Neal Dingmann: Good morning, all. My question is on your Marcellus G&P, specifically number of E&Ps, I haven’t heard too much from them as far as plan for any change of activity but yet I did hear from a flag provider last week that suggested that you could see some slowdown in fracking activity for the next few months or a bit longer in Appalachia. So I would just love to hear, I did know you’re — looking at Slide 7, it was down a little bit, not a whole lot there versus the year-over-year. So I’m just curious more on your overall thoughts in the area for the remainder of the year.
Greg Floerke: Neal, this is Greg. At this point, we still — we’re in close communication with producer customers and we track over time well pads that are being drilled and completion rates. And depending on rig availability, depending on weather, depending on pricing, those things, obviously, those forecasts can and do change. But we still — as I mentioned before, a lot of the activity in the volume drive that we forecast into ’23 is based on activity, drilling activity in ’22 and then some completion activity that already has been underway. So there could be pads delayed, not aware of those, but that’s always a possibility. But at this point, we still feel bullish about volume this year.

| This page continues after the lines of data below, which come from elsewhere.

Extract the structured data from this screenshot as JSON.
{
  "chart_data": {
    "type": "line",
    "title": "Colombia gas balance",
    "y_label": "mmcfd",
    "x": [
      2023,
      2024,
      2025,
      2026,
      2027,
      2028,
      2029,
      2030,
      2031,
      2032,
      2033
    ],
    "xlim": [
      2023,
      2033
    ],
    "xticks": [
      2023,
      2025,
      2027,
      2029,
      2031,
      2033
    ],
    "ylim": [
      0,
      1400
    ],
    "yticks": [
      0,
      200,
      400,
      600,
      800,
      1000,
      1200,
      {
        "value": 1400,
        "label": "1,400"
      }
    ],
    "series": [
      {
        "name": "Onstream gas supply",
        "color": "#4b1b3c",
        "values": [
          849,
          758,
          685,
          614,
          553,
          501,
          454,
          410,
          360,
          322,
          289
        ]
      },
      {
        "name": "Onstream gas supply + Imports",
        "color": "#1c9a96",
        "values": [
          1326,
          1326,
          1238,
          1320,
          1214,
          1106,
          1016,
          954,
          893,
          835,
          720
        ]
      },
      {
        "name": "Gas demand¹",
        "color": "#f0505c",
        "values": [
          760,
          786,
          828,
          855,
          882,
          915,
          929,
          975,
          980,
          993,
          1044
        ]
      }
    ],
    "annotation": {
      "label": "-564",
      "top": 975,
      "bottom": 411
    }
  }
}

Neal Dingmann: Yes, I agree. Go ahead, Mike. Sorry.
Mike Hennigan: Yes. Let me just add, even outside of the Marcellus, I think everybody realizes now there’s a structural change in gas from a lot of perspective. So in some of the areas that had not seen a lot of activity, as Greg mentioned earlier, in ’22, you’re starting to see rigs in other basins outside of the Marcellus that haven’t had a lot of activity. So I think overall, people are recognizing a structural change in gas now. Very short term, it’s been a little warm relative to expectation coming into the winter. But if you pull back up to a higher level of structural change, more activity, rigs being used in basins that there has not been activity for a while, I think shows that there’s a change in gas potential going forward.
Neal Dingmann: Yes. Well said, Mike. And then one just clarification, I want to make sure on the gathering, you continue to have nice increase on the gather on the other side, non-Marcellus. Shawn, can you remind me of just capacity? I still think you have a bit there on the Permian at all. I’m just wondering again what is — I think you talked about this earlier today. I just want to make clear on what is still the capacity available on the gathering side there.
Shawn Lyon: In terms of the Permian Delaware, the capacity, we basically build out and connect new wells and add compression as we need it to fill the processing capacity that we have.
John Quaid: Neal, it’s John. Specifically in the Permian, if that’s what you’re asking about, right, we’ve got our five plants, we’re building our sixth. They’re each about 200 million a day. So that’s the size and scale of that operation, which, in our numbers, it’s part of the Southwest region that we show. We’re at a B heading to 1.2B. And we match the gathering which I believe you specifically asked for to that capacity.
Neal Dingmann: That’s right. Okay. Thanks, guys. Great details.
Operator: Thank you. Our next question will come from Spiro Dounis with Citi. Your line is open.
Spiro Dounis: Thanks, operator. Good morning, team. Wanted to go back and follow up on one of Brian’s questions just as we think about refinery run rates for ’23. And if we zoom out a bit and just look at the industry as a whole, I believe it’s supposed to be kind of a heavier refinery maintenance year this year. So curious how you’re all thinking about the impact to your system overall, whether or not that ship flows on the export side or internally, just curious how you’re thinking about the net benefit or negative there?